NOTE: In this video, everything is still artificially slowed down in order to make it visible. I am neither loading from SSD full speed, nor am I uploading to the GPU in full speed. I am not even adjusting the mipmap bias at full speed, it can probably be done much faster without creating a pop-in effect.

Instead of the checkerboard texture as a replacement, I will keep a low level mipmap texture alive for every texture, which is then used when the real texture is unloaded. Alternatively, I could just use the highest mipmap texture's (1x1) texel color as uniform color value, I will see whether that's sufficient.

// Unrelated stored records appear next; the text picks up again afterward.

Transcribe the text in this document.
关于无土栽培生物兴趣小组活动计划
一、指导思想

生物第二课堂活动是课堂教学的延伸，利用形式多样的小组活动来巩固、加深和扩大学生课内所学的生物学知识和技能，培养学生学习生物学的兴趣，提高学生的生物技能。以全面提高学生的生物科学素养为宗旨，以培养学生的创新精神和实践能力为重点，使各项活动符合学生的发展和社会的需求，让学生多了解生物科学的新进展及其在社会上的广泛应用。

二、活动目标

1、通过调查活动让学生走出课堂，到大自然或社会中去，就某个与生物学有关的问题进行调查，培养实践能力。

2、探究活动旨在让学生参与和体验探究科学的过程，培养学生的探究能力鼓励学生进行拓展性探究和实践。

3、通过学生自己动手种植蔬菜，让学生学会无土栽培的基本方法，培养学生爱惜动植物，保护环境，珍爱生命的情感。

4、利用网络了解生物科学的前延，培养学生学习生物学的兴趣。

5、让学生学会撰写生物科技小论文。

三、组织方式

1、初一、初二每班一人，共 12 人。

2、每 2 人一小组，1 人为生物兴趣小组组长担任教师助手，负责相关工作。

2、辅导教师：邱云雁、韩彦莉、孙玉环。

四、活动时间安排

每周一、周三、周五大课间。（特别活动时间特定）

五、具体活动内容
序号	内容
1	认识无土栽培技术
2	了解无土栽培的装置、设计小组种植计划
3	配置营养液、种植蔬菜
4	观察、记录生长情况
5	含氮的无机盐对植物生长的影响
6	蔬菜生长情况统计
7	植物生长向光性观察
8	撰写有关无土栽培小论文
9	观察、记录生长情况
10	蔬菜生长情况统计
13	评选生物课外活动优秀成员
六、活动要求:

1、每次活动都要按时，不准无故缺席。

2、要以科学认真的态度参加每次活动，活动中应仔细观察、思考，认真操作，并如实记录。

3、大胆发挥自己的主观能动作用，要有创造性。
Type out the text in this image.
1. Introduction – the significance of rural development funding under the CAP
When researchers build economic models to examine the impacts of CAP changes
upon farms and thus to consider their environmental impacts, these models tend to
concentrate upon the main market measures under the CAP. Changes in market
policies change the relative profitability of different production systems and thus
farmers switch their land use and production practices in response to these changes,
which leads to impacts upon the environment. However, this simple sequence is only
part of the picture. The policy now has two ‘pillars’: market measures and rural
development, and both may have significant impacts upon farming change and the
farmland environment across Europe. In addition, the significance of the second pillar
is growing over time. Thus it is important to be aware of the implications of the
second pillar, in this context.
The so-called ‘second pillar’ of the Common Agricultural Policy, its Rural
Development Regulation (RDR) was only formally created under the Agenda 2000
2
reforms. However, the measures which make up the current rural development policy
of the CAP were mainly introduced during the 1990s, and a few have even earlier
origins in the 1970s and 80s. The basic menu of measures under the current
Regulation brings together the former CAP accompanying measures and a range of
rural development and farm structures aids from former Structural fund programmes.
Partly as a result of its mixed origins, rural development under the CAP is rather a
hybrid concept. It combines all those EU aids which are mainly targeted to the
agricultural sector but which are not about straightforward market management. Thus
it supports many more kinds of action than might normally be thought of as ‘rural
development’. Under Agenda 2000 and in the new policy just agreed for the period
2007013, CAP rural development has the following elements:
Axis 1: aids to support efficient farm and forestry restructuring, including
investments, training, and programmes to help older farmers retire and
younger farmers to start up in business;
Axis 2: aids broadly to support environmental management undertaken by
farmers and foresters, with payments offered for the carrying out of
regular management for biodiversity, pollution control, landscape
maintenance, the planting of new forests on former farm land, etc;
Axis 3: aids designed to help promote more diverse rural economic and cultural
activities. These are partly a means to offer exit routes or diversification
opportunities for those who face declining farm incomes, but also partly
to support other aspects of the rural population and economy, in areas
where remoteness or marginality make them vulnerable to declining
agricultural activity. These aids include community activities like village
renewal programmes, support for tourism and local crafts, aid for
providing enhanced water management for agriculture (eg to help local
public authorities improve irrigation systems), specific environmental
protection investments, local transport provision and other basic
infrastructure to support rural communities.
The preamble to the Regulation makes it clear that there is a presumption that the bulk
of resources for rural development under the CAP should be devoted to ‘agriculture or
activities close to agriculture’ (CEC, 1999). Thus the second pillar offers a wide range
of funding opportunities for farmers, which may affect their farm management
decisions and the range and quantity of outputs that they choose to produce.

Changeset and some words about workflows

The commit that made everything better can be found here.

I have to admit that I love statically typed languages, that enable me to pull off those big refactorings by just requiring me to repeatedly satisfy the compiler. I don't have noticable tests in that project - that's because I don't want to have rigid boundaries within the project, which most tests create. I am faster without them - sometimes, I temporarily create one or two tests where it fits. Often, they indeed show where the code is maybe not too easily testable - one of the big benefits of tests! I then enhance the code as much as I can and delete the tests. The statically typed code is enough and the tests already did what they where intendet to do: guide the code design. They don't need to cement much else anymore and prevent me from chaning the code further in the future.

I find that quite interesting, because it's a point of view on code that not many people seem to share with me. And maybe I am also a bit too far on the left side and will course correct a bit somewhen.

The other commit, the earlier one, is this one, which introduced some bits of the upload state in the simplest possible way. I don't think it's necessarily good, but it was the first state I was willed to commit without being ashamed too much, so cheers.